Canadian housing markets have been going through a period of tremendous growth in the past decade or so. The boom in real estate prices which started in 2009 had resulted in doubling and even trebling the price of properties and has only started stabilizing towards the end of 2017 when certain measures were introduced by the Canadian government to put a check on such skyrocketing prices.
The good part about the price correction measures introduced by Canada is that they have managed to put a check on the unrestricted increase in real estate prices bust have also ensured that the prices do not go into free fall.
When Did The Boom Actually Start Subsiding?
It has been estimated that it was around the middle of 2017 that the market sentiments started shifting and the rapid boom in the housing market was stalled somewhat. Towards the end of 2017, the housing market started stabilizing and it was at the beginning of 2018 that home buyers actually started encountering a decline in the real estate prices.
Increasing the Interest Rates Was a Key Reason for Price Correction
Traditionally, an increase in interest rates always results in a negative impact on the growth of the economy. The increase in interest rates by the Canadian government did affect other sectors of the economy as well.
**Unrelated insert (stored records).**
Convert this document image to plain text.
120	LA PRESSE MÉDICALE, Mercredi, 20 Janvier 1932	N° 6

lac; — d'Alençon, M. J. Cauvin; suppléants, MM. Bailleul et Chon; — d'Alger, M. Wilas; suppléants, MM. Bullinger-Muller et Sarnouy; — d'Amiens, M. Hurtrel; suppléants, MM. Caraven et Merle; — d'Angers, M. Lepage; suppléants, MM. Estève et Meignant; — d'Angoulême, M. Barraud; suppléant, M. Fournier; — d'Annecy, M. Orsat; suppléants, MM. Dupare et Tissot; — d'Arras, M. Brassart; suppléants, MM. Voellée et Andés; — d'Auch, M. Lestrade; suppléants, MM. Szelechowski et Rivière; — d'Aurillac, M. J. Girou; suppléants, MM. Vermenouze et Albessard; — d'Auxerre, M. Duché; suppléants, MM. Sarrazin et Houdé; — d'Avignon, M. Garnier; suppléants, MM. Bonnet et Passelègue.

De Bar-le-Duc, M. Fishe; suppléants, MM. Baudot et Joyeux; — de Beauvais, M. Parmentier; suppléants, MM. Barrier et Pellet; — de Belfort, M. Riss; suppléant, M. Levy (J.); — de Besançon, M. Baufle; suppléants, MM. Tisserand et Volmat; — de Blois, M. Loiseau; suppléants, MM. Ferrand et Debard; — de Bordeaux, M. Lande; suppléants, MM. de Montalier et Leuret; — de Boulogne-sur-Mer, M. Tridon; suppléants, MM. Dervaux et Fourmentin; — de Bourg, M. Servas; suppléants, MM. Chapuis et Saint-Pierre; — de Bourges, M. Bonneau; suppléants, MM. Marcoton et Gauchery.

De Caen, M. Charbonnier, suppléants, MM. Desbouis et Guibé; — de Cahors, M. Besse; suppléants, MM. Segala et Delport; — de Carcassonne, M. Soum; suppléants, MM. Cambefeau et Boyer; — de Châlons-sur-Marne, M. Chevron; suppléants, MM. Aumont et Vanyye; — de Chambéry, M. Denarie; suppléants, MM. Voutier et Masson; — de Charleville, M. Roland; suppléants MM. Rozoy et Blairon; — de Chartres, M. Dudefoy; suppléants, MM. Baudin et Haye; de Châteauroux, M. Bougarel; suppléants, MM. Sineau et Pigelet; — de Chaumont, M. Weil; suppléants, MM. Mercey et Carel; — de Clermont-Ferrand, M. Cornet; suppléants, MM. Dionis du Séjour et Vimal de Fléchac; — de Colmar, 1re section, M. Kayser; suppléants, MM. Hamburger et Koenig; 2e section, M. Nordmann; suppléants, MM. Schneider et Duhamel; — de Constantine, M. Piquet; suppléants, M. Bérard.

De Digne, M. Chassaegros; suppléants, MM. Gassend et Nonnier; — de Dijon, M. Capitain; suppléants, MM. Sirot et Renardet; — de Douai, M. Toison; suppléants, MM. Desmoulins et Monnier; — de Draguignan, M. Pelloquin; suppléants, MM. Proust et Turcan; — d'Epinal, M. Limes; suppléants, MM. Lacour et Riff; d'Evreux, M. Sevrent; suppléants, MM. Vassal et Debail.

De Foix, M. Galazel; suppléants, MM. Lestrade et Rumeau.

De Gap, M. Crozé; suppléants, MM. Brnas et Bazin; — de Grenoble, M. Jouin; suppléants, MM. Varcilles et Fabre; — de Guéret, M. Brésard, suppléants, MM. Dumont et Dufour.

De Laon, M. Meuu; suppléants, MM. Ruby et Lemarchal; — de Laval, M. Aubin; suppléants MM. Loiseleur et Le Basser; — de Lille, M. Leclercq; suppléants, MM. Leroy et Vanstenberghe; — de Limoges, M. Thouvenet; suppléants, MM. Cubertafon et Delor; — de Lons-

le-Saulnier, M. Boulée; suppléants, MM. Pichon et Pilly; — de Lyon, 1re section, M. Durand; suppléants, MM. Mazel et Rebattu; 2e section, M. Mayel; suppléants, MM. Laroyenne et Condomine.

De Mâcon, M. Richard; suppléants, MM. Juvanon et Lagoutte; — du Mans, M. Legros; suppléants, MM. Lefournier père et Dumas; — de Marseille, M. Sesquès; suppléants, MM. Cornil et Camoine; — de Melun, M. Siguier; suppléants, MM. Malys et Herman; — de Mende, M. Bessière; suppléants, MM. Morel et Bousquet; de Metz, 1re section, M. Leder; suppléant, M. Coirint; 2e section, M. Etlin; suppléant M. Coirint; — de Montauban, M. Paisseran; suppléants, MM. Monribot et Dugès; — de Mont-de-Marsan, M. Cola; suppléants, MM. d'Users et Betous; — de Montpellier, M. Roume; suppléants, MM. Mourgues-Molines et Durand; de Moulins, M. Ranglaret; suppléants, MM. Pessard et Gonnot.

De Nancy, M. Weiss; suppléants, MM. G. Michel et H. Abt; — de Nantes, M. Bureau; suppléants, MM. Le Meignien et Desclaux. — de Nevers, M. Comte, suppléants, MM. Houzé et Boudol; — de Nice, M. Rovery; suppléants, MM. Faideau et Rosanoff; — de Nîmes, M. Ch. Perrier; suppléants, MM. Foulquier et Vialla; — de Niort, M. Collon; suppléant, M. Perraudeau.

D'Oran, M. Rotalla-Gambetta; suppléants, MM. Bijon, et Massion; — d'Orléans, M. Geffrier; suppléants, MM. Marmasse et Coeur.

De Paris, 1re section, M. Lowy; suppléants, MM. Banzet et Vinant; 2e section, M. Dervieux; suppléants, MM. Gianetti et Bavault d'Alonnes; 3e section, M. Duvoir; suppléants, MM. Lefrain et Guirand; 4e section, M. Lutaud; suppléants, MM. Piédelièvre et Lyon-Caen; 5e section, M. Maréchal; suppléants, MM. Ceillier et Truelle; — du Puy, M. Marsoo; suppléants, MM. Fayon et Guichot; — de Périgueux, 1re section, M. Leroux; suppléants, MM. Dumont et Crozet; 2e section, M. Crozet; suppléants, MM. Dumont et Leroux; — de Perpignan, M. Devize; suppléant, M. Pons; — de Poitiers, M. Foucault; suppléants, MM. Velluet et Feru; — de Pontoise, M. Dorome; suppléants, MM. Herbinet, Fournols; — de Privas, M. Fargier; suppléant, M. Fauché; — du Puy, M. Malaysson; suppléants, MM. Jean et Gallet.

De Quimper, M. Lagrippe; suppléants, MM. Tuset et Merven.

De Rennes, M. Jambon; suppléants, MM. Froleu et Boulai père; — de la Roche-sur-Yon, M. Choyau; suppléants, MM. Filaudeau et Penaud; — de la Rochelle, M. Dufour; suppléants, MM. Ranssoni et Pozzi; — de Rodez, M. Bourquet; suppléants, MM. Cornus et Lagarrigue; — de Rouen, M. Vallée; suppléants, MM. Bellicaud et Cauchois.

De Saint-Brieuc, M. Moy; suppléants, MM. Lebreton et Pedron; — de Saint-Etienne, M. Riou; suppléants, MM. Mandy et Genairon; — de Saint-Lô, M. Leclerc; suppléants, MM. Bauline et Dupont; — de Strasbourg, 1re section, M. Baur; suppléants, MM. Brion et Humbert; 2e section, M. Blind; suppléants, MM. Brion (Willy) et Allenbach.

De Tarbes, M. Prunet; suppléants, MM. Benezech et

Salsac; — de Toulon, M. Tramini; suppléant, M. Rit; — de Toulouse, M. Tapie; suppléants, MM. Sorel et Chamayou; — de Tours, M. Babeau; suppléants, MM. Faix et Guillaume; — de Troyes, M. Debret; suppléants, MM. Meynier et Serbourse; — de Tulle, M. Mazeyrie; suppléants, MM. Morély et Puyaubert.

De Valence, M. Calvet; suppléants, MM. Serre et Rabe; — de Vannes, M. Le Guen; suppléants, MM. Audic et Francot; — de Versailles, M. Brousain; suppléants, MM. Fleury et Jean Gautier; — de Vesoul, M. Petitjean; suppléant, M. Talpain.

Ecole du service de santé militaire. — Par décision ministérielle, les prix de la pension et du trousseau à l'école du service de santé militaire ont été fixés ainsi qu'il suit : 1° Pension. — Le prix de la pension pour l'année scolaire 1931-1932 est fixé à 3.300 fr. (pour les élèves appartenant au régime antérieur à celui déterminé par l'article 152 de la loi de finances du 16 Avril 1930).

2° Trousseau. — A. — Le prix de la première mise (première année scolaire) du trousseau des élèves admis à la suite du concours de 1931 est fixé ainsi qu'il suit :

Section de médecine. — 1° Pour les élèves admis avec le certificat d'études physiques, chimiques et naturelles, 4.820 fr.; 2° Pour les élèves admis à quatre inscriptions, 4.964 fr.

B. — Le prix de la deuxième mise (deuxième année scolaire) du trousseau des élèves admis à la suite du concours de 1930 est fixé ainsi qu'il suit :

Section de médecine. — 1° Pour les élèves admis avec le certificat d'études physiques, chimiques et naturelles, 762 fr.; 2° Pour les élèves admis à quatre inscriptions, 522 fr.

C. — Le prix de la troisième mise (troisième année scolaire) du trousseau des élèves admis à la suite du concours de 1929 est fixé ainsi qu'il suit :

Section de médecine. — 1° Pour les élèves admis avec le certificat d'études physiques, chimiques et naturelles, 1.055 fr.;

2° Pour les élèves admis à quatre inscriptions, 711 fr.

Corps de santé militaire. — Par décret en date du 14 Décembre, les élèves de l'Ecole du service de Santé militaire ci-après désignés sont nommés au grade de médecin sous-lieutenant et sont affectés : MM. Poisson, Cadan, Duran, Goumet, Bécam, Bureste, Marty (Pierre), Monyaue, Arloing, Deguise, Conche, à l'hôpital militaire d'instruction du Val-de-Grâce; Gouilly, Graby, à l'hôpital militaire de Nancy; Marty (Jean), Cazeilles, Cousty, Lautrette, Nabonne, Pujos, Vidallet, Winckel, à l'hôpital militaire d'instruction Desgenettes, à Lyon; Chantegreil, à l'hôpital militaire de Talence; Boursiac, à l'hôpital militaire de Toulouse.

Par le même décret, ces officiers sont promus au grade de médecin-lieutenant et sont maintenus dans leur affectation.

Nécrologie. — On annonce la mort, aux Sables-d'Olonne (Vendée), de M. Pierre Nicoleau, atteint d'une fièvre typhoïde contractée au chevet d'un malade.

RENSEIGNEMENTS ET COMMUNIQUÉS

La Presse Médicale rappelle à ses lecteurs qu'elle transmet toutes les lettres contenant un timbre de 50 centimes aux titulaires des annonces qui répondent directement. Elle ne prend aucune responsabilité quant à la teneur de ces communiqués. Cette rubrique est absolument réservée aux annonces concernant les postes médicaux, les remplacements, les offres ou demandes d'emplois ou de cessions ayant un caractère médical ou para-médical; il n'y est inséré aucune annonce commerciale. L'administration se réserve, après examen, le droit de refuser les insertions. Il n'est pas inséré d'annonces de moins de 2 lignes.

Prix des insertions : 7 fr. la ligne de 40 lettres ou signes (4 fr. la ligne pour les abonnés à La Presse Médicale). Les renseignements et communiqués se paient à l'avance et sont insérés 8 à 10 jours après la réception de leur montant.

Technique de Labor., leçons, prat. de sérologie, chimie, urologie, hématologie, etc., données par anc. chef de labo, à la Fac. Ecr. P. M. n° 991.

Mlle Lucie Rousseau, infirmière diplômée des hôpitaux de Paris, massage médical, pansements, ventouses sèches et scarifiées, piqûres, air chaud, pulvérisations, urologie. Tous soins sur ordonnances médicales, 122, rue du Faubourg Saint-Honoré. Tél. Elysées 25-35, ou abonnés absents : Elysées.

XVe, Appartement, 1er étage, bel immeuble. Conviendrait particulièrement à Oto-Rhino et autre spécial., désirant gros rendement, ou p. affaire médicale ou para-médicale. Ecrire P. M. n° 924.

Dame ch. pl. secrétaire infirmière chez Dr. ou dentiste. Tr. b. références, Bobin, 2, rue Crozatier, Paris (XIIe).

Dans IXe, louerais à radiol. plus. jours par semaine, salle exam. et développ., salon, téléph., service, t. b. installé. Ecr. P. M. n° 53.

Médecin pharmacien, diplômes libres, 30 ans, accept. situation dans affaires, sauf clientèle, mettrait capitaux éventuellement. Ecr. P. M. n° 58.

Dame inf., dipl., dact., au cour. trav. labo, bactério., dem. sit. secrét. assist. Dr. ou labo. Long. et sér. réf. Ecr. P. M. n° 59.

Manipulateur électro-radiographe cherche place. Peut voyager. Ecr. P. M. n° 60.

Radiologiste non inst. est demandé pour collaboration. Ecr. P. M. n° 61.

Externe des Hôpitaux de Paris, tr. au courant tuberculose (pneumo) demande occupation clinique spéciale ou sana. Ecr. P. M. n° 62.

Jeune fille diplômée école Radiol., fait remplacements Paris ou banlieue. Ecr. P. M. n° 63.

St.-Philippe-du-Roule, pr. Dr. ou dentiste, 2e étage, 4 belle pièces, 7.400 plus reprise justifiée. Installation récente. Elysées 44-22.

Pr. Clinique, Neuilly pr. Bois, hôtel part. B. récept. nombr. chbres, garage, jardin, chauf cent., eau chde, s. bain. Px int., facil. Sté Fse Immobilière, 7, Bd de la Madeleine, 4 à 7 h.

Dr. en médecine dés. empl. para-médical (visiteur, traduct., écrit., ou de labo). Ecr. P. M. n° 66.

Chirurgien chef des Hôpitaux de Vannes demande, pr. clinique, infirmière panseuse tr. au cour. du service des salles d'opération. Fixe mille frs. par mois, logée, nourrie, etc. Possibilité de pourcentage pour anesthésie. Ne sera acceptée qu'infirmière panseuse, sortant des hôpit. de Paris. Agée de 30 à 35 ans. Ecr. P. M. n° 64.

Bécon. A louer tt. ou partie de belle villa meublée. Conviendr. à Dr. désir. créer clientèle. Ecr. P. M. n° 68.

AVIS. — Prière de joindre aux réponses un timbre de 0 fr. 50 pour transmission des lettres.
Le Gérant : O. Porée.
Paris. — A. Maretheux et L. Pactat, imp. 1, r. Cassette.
However, the resultant slowdown in the Canadian housing market was deemed to be quite healthy for the market as otherwise there would have been no way to exercise a check on the rapidly increasing real estate prices. The interest rate increase has been very effective in bringing down home sales in high-value areas like Toronto and Vancouver.
A Lot is Still Left to be done to cool down the Real Estate Markets
The booming prices of the housing market in Canada had left a lot of borrowers worried and distraught with mountains of debt looming over them. This was particularly true for young homeowners and buyers who have seen extremely low mortgage rates.
Though the steps taken by the government do seem to have triggered a price correction, there is still a lot more to take care of. The borrowers who have signed in for high debts in the recent past to be able to buy homes would be in for more trouble with the refinancing options. However, with the stabilization of home prices, there does seem to be some hope for the future.
The Canadian government has been able to maintain a fine balance between boom and bust in the real estate market for now. The recently introduced hike in interest rates have paid off well and the same rate is likely to continue for the next couple of years, to say the least.
However, the government has been cautious of introducing any more changes which can affect the growth rate as they do not want the prices sliding down too rapidly either. A flat rate of growth is predicted for the next few years which is sure to achieve the price correction that Canadian government has set out to do.